… Today, the new poster child of religious civil disobedience wears a knitted kippa. And faced with a recalcitrant Knesset ever fearful of disturbing the tenuous status quo, the movement is employing a strategic shift away from legislation and toward the use of other big guns, including class action lawsuits.
A new battle begins, and its arena is the court of law.
This year, seeing no prospect of progress through legislation, it has ramped up its efforts to create precedents through the court system, a tactic Liberal Judaism in Israel has employed for decades. And the rabbinate is on the defensive.
[One particular] petition, which was brought by Itim alongside other organizations, is interesting in that there are two landmark issues at stake: The first asks whether those without the legal status of residents of Israel may convert in Israel and subsequently petition for citizenship.

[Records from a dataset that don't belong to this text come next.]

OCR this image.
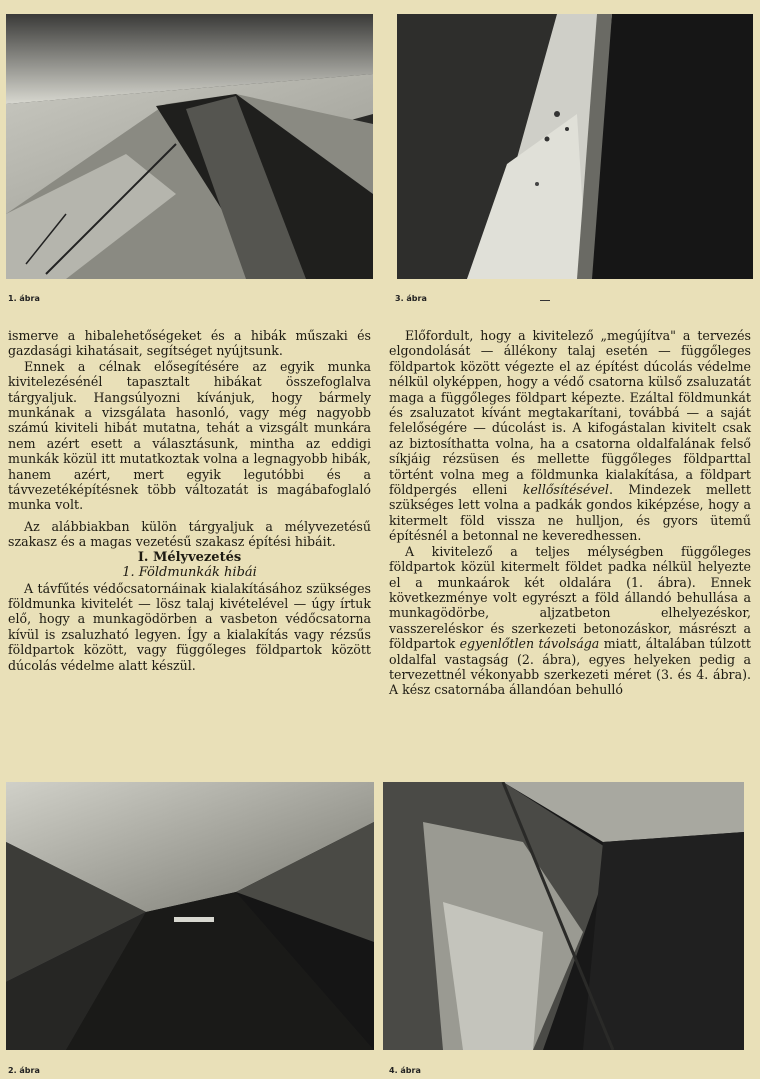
1. ábra	3. ábra

ismerve a hibalehetőségeket és a hibák műszaki és gazdasági kihatásait, segítséget nyújtsunk.

Ennek a célnak elősegítésére az egyik munka kivitelezésénél tapasztalt hibákat összefoglalva tárgyaljuk. Hangsúlyozni kívánjuk, hogy bármely munkának a vizsgálata hasonló, vagy még nagyobb számú kiviteli hibát mutatna, tehát a vizsgált munkára nem azért esett a választásunk, mintha az eddigi munkák közül itt mutatkoztak volna a legnagyobb hibák, hanem azért, mert egyik legutóbbi és a távvezetéképítésnek több változatát is magábafoglaló munka volt.

Az alábbiakban külön tárgyaljuk a mélyvezetésű szakasz és a magas vezetésű szakasz építési hibáit.

I. Mélyvezetés

1. Földmunkák hibái

A távfűtés védőcsatornáinak kialakításához szükséges földmunka kivitelét — lösz talaj kivételével — úgy írtuk elő, hogy a munkagödörben a vasbeton védőcsatorna kívül is zsaluzható legyen. Így a kialakítás vagy rézsűs földpartok között, vagy függőleges földpartok között dúcolás védelme alatt készül.

Előfordult, hogy a kivitelező „megújítva" a tervezés elgondolását — állékony talaj esetén — függőleges földpartok között végezte el az építést dúcolás védelme nélkül olyképpen, hogy a védő csatorna külső zsaluzatát maga a függőleges földpart képezte. Ezáltal földmunkát és zsaluzatot kívánt megtakarítani, továbbá — a saját felelőségére — dúcolást is. A kifogástalan kivitelt csak az biztosíthatta volna, ha a csatorna oldalfalának felső síkjáig rézsüsen és mellette függőleges földparttal történt volna meg a földmunka kialakítása, a földpart földpergés elleni kellősítésével. Mindezek mellett szükséges lett volna a padkák gondos kiképzése, hogy a kitermelt föld vissza ne hulljon, és gyors ütemű építésnél a betonnal ne keveredhessen.

A kivitelező a teljes mélységben függőleges földpartok közül kitermelt földet padka nélkül helyezte el a munkaárok két oldalára (1. ábra). Ennek következménye volt egyrészt a föld állandó behullása a munkagödörbe, aljzatbeton elhelyezéskor, vasszereléskor és szerkezeti betonozáskor, másrészt a földpartok egyenlőtlen távolsága miatt, általában túlzott oldalfal vastagság (2. ábra), egyes helyeken pedig a tervezettnél vékonyabb szerkezeti méret (3. és 4. ábra). A kész csatornába állandóan behulló

2. ábra	4. ábra
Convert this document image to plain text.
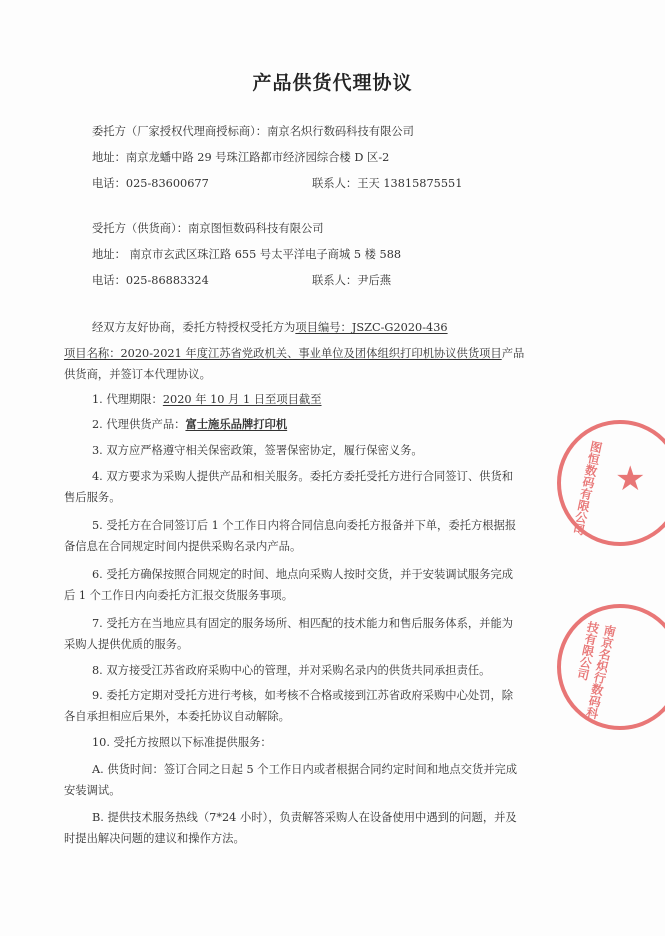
产品供货代理协议
委托方（厂家授权代理商授标商）：南京名炽行数码科技有限公司
地址：南京龙蟠中路 29 号珠江路都市经济园综合楼 D 区-2
电话：025-83600677	联系人：王天 13815875551
受托方（供货商）：南京图恒数码科技有限公司
地址： 南京市玄武区珠江路 655 号太平洋电子商城 5 楼 588
电话：025-86883324	联系人：尹后燕
经双方友好协商，委托方特授权受托方为项目编号：JSZC-G2020-436
项目名称：2020-2021 年度江苏省党政机关、事业单位及团体组织打印机协议供货项目产品
供货商，并签订本代理协议。
1. 代理期限：2020 年 10 月 1 日至项目截至
2. 代理供货产品：富士施乐品牌打印机
3. 双方应严格遵守相关保密政策，签署保密协定，履行保密义务。
4. 双方要求为采购人提供产品和相关服务。委托方委托受托方进行合同签订、供货和
售后服务。
5. 受托方在合同签订后 1 个工作日内将合同信息向委托方报备并下单，委托方根据报
备信息在合同规定时间内提供采购名录内产品。
6. 受托方确保按照合同规定的时间、地点向采购人按时交货，并于安装调试服务完成
后 1 个工作日内向委托方汇报交货服务事项。
7. 受托方在当地应具有固定的服务场所、相匹配的技术能力和售后服务体系，并能为
采购人提供优质的服务。
8. 双方接受江苏省政府采购中心的管理，并对采购名录内的供货共同承担责任。
9. 委托方定期对受托方进行考核，如考核不合格或接到江苏省政府采购中心处罚，除
各自承担相应后果外，本委托协议自动解除。
10. 受托方按照以下标准提供服务：
A. 供货时间：签订合同之日起 5 个工作日内或者根据合同约定时间和地点交货并完成
安装调试。
B. 提供技术服务热线（7*24 小时），负责解答采购人在设备使用中遇到的问题，并及
时提出解决问题的建议和操作方法。
图恒数码有限公司 ★
南京名炽行数码科技有限公司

Currently, under the Law of Return, they cannot gain citizenship.
The second matter under discussion is whether Orthodox conversions in Israel that are completed through independent conversion courts outside of the state’s Conversion Authority should be recognized by the Interior Ministry. (After a Supreme Court decision in 2002, Reform and Conservative conversions in Israel are recognized by the state, although the converts are not viewed as Jewish by the chief rabbinate so they cannot legally marry, etc.)

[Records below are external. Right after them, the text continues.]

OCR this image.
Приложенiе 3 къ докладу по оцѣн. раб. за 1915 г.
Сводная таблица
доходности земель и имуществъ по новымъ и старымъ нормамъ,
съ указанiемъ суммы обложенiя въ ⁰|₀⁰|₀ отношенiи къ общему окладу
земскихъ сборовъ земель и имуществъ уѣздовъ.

It is this second issue, of domestic halachic conversion courts outside the rabbinate, that quickly became relevant in late summer with the establishment of the independent Orthodox-run Giyur Kahalacha.
According to the 2015 Israel Religion and State Index conducted by Israeli NGOHiddush: For Religious Freedom and Equality, some 64% of Israelis support the recognition of all forms of religious conversion, including Reform and Conservative. Among secular Jews, the majority of Israel’s Jewish population, 90% support recognizing all forms of religious conversion (53% would also recognize secular conversion). Interestingly, among immigrants, the support was less, at 82%.
However, the Giyur Kahalacha initiative is, as Farber puts it, “the first frontal challenge to the rabbinate on conversion from the Orthodox community.”
“We Israelis understand that the American model of separation of church and state is not relevant to a Jewish state. But we see no reason why religious bodies should be part of the legislative or judicial branches… It’s fine if the government chooses to support religious bodies, but it should support all streams and communities.”
Kariv and others believe that if the critical grassroots mass of those seeking independent avenues for marriage, conversion and kashrut continues, increased official recognition and government support for all streams of Judaism is inevitable.
Taking it one step further, in August, Dr. Shuki Friedman from the Israel Democracy Institute wrote in an op-ed published in Haaretz that “the trend towards privatization of religious services heralds not only the death of the rabbinate – it creates a de-facto separation between religion and the state. The less relevant the rabbinate and the official and established religious services it provides, the more significant the separation between religion and the state. And if that is the actual situation, in the end the legislators will have no choice but to recognize it by means of legislation as well.”